Ich will mein bhangi ernten, aber was sehe ich? Die Pflanzen sind verschwunden – weg.
»Du hast mein bhangi geplündert«, sage ich zu dem Wachmann. »Wenn du es mir nicht wiedergibst, sorge ich dafür, dass du gefeuert wirst.«
»Ich habe es nicht genommen«, sagt er.
»Wer dann? Gespenster?«
»Ich habe es nicht genommen.«
»Du rauchst jede Nacht – du hast es gestohlen.«
»Ich habe es nicht angefasst, nur jeden Abend gegossen, wie du gesagt hast.«
Am nächsten Tag kommt Katriina zu mir ins Ghetto.
»Marcus, kannst du im Haus ein bisschen sauber machen, während wir im Club sind?«
»Ja«, sage ich. Es bedeutet, dass Gäste kommen, aber das Haus ist ein einziges Chaos. Ich mache sauber, sauber, sauber – und eeehhh. Als ich den Besen unter das Bett stecke, kommt er mit irgendwelchem schweren Kram zurück: Große Zweige mit Blättern – alle bhangi -Pflanzen liegen unter dem Bett, ich bin gezwungen, sie wieder zurückzuschieben. Wie könnte ich die Frage nach der Reise meiner Pflanzen aus meinem Garten unter das Bett des weißen Mannes stellen? Es ist unmöglich.
GARTENPINKELEI
Rosie besucht mich in meinem Ghetto, während die wazungu in ihre Schwitzhütte gehen. Ich serviere ihr Cola, europäische Schokolade und erotische Töne von Bob Marley, der in Rosies Ohren singt: »Turn your lights down low. Never ever try to resist, oh no«. Schon bald sind unsere Zungen verknotet und meine Hände auf wunderbaren Brüsten. Ich höre Geräusche an der Tür, Stimmen.
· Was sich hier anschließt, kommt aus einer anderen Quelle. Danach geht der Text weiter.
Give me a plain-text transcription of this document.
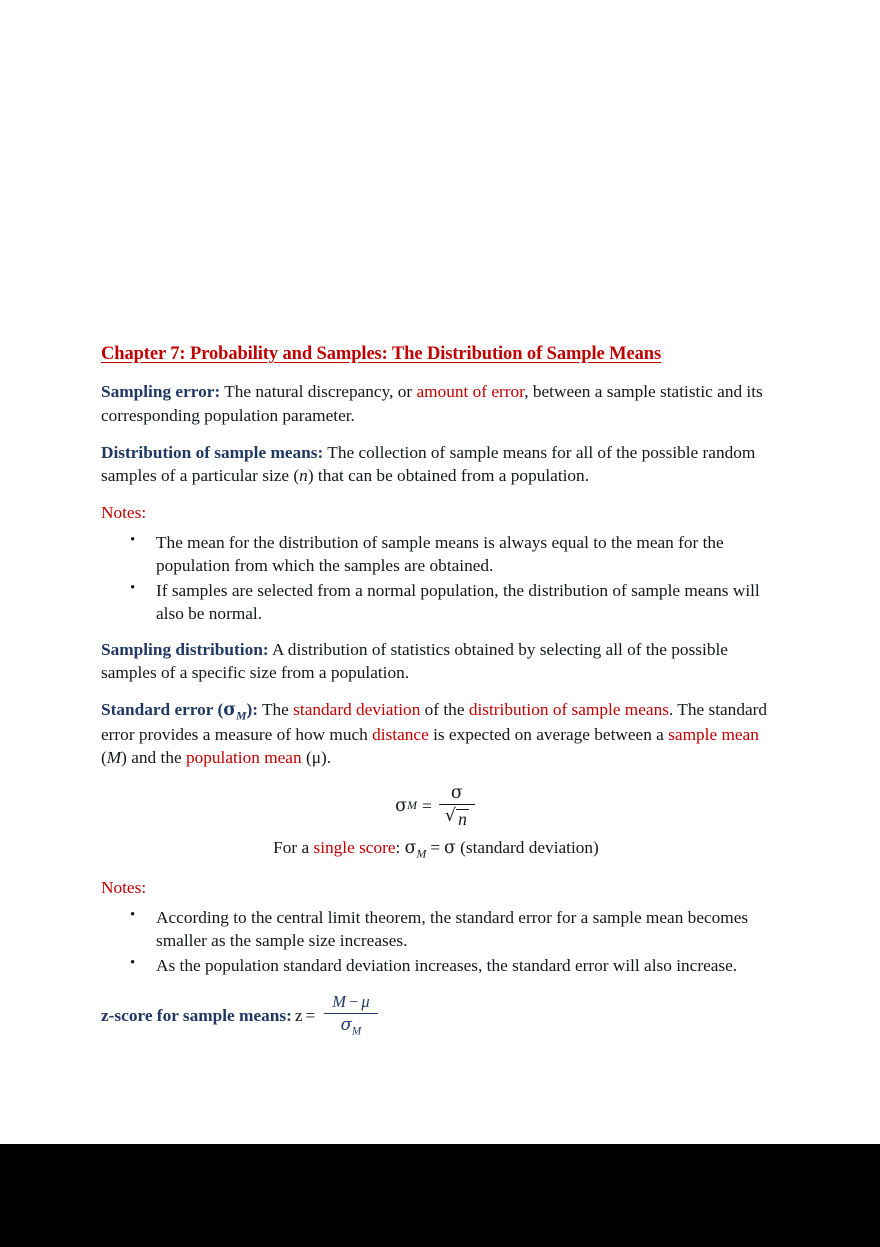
Chapter 7: Probability and Samples: The Distribution of Sample Means

Sampling error: The natural discrepancy, or amount of error, between a sample statistic and its corresponding population parameter.

Distribution of sample means: The collection of sample means for all of the possible random samples of a particular size (n) that can be obtained from a population.

Notes:

• The mean for the distribution of sample means is always equal to the mean for the population from which the samples are obtained.
• If samples are selected from a normal population, the distribution of sample means will also be normal.

Sampling distribution: A distribution of statistics obtained by selecting all of the possible samples of a specific size from a population.

Standard error $(\sigma_M)$: The standard deviation of the distribution of sample means. The standard error provides a measure of how much distance is expected on average between a sample mean (M) and the population mean (μ).

σ $M = \frac{\sigma}{√ n}$
For a single score: $\sigma_M = \sigma$ (standard deviation)

Notes:

• According to the central limit theorem, the standard error for a sample mean becomes smaller as the sample size increases.
• As the population standard deviation increases, the standard error will also increase.
z-score for sample means: $z = \frac{M - \mu}{\sigma_M}$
»Was ist das?«, fragt Rosie.
»Warte«, sage ich, gehe zur Gardine und hebe einen kleinen Zipfel an, um den Kücheneingang des Hauses zu sehen. Rosie stellt sich hinter mich. Jonas kommt um die Ecke meines Ghettos und geht auf das Haupthaus zu. Ich entdecke Solja, die zusammen mit ihrem Hund im Nachthemd auf der Hintertreppe steht.
»Wo bist du gewesen?«, fragt sie. Jonas bleibt mitten auf dem Rasen stehen, schaut auf.
»Ich musste nur mal raus«, sagt er. »Du sollst schlafen.«
»Ihr macht so viel Krach. Wo bist du gewesen?«
»Die Toilette war besetzt, deshalb habe ich in den Garten gepinkelt.«
»Fahren sie bald, damit ich schlafen kann?«
»Das dauert nicht mehr lange, Schatz. Aber Marcus ist zu Hause. Du kannst bei ihm schlafen.«
»Ich wohne nicht da unten«, sagt Solja und dreht sich um. Sie will zusammen mit Kleiner Onkel ins Haus gehen.
»Aber nicht mit dem Hund ins Haus«, sagt Jonas. Doch Solja antwortet nicht. Sie liebt diesen Hund, und er liebt sie. Wo sonst kann sie in diesem Haus so viel Liebe erleben? Jonas gibt seine Erziehungsversuche auf und geht zur Sauna.
»Ist er nicht ein bisschen seltsam?«, fragt Rosie.
»Ja«, sage ich und küsse sie noch mal.
PARANOIA
Am Morgen nach dem Fest bin ich vor allen anderen auf den Beinen. Zuerst gehe ich ins Haus, um nachzusehen, ob Jonas vergessen hat, die Speisekammertür mit dem Vorhängeschloss zu verriegeln. Es ist offen. Rasch bringe ich sieben Dosen Carlsberg in mein Ghetto, verstecke sie hinter dem Schreibtisch und verteile meine Sammlung leerer Bierdosen auf dem Rasen, wo seit letzter Nacht bereits einige liegen. Dann gehe ich wieder ins Haus und räume auf. Als Jonas aufsteht, will er mich nicht sehen. Er sagt: »Geh nach draußen. Sammel die Bierdosen ein.« Ich tue, was er sagt. Er steckt den Kopf aus der Tür. »Schmeiß sie nicht in das Abfallloch.« Ich weiß. Zuerst will er sie studieren, wie ein Müllforscher.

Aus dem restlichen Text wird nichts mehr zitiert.